Prendre la praxis au sérieux, une praxis qui a pour but sans fin la prolifération des vies non-normatives et la subsistance de cealles qui n'ont pas encore émergé, c'est prendre le risque de ce à quoi nous aboutirons. Nous ne pouvons pas avoir peur de ce que nous trouverons dans notre praxis critique, et pourtant, il y a de quoi : s'engager envers la vie non-normative et la subsistance des non-émergéxs a de quoi effrayer, et il est difficile de s'y préparer. Tel est le travail des monstres – un salut libératoire et impossible à anticiper, l'interrogation troublante des genres que Susan Stryker trouve au creux des vies trans ; ce présage divin dont Jacques Derrida dirait qu'il ne peut être ni annoncé, ni domestiqué, ni absorbé par les logiques existantes ; cette choséité dont Hortense Spillers nous a appris à nous revendiquer pour « ré-écrire après tout un texte radicalement différent [5] ». La praxis critique dans les sous-communs – un effort insurrectionnel mené par cealles qui, entræs sans papiers ni garantie, n'en ont pas moins fait le choix de travailler à la révolution – est l'œuvre des monstres, un travail monstrueux.
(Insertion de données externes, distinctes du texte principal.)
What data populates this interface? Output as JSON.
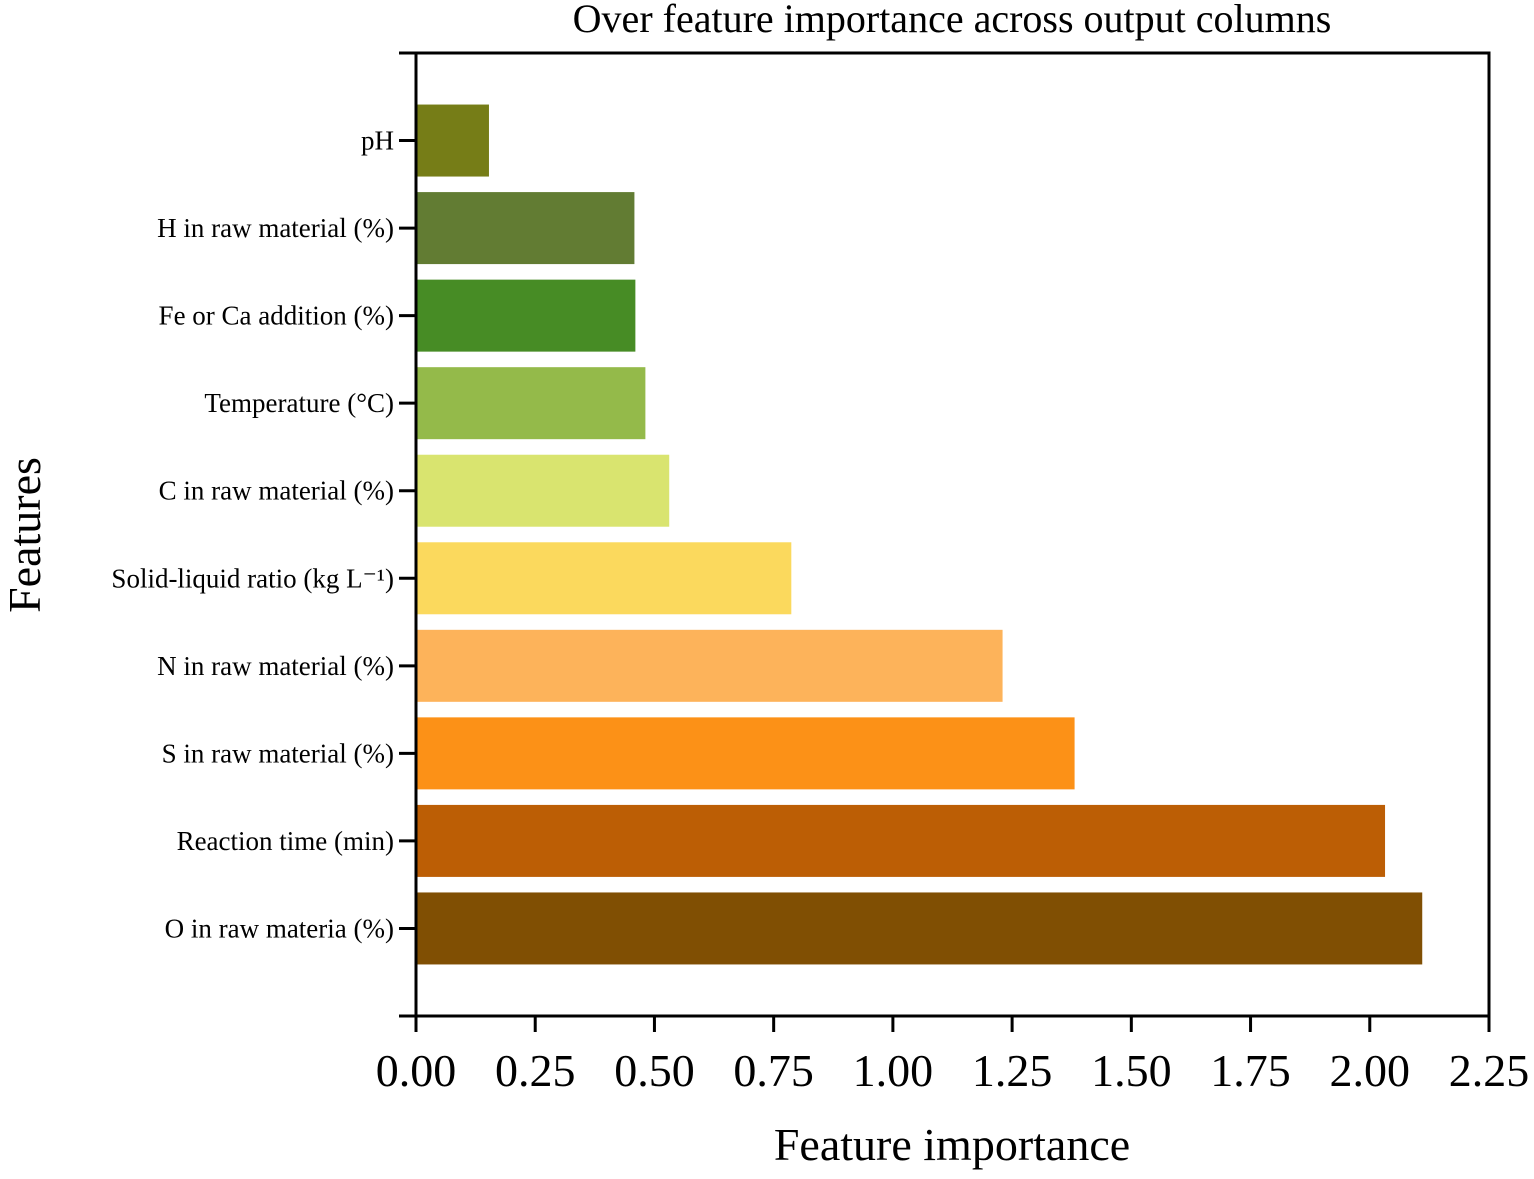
{
  "chart_data": {
    "type": "bar",
    "orientation": "horizontal",
    "title": "Over feature importance across output columns",
    "xlabel": "Feature importance",
    "ylabel": "Features",
    "xlim": [
      0,
      2.25
    ],
    "xticks": [
      0,
      0.25,
      0.5,
      0.75,
      1.0,
      1.25,
      1.5,
      1.75,
      2.0,
      2.25
    ],
    "xtick_labels": [
      "0.00",
      "0.25",
      "0.50",
      "0.75",
      "1.00",
      "1.25",
      "1.50",
      "1.75",
      "2.00",
      "2.25"
    ],
    "grid": false,
    "categories": [
      "pH",
      "H in raw material (%)",
      "Fe or Ca addition (%)",
      "Temperature (°C)",
      "C in raw material (%)",
      "Solid-liquid ratio (kg L⁻¹)",
      "N in raw material (%)",
      "S in raw material (%)",
      "Reaction time (min)",
      "O in raw materia (%)"
    ],
    "values": [
      0.153,
      0.458,
      0.46,
      0.481,
      0.531,
      0.787,
      1.23,
      1.381,
      2.032,
      2.11
    ],
    "colors": [
      "#767d17",
      "#627c33",
      "#478c25",
      "#94ba4a",
      "#d9e46f",
      "#fbd95d",
      "#fdb35a",
      "#fc9117",
      "#bc5e05",
      "#804f03"
    ]
  }
}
Au final, ce que je cherche, c'est un travail d'assemblée : l'assemblée de cealles d'entre nous dont les esprits ont été épuisés mais qui continuons de nous rassembler, une proximité intime atteinte parce que nous faisons le travail et non en raison de quelque accident ontologisé. Les personnes que je cherche sont celles qui sont prêtes à être subjectivées par une queerité analytique, par une transitivité radicale, par une Noirceur anoriginale, où la Noirceur nomme une force socio-poétique d'irrégularité subversive qui, comme Moten me l'a dit au cours d'un récent échange d'e-mails, « doit pouvoir être revendiquée par touztes » cealles qui s'engagent dans le travail de l'anarchie. Ce qui est demandé ? Ce qui doit être fait ? Un Noircissement qui incorpore toutes les personnes vivant et existant dans les sous-communs, qui volent la vie pour qu'elle puisse davantage être volée, qui détournent les ressources et ne demandent pas la permission, qui refusent la responsabilité parce que cealles qui ont besoin de ces choses ne savent peut-être même pas qu'ols en ont besoin, et nous non plus. Et si nous devons hacker les systèmes de sécurité du gouvernement et disséminer les informations cachées, alors c'est ce que nous ferons ; si nous devons mentir sur les bénéficiaires véritables des financements que nous recevons, si nous devons secrètement rediriger l'argent, alors c'est ce que nous ferons ; si nous devons salir nos réputations en traînant dans les endroits que l'optique du bien et de l'éthique jugent comme mauvais, alors c'est ce que nous ferons.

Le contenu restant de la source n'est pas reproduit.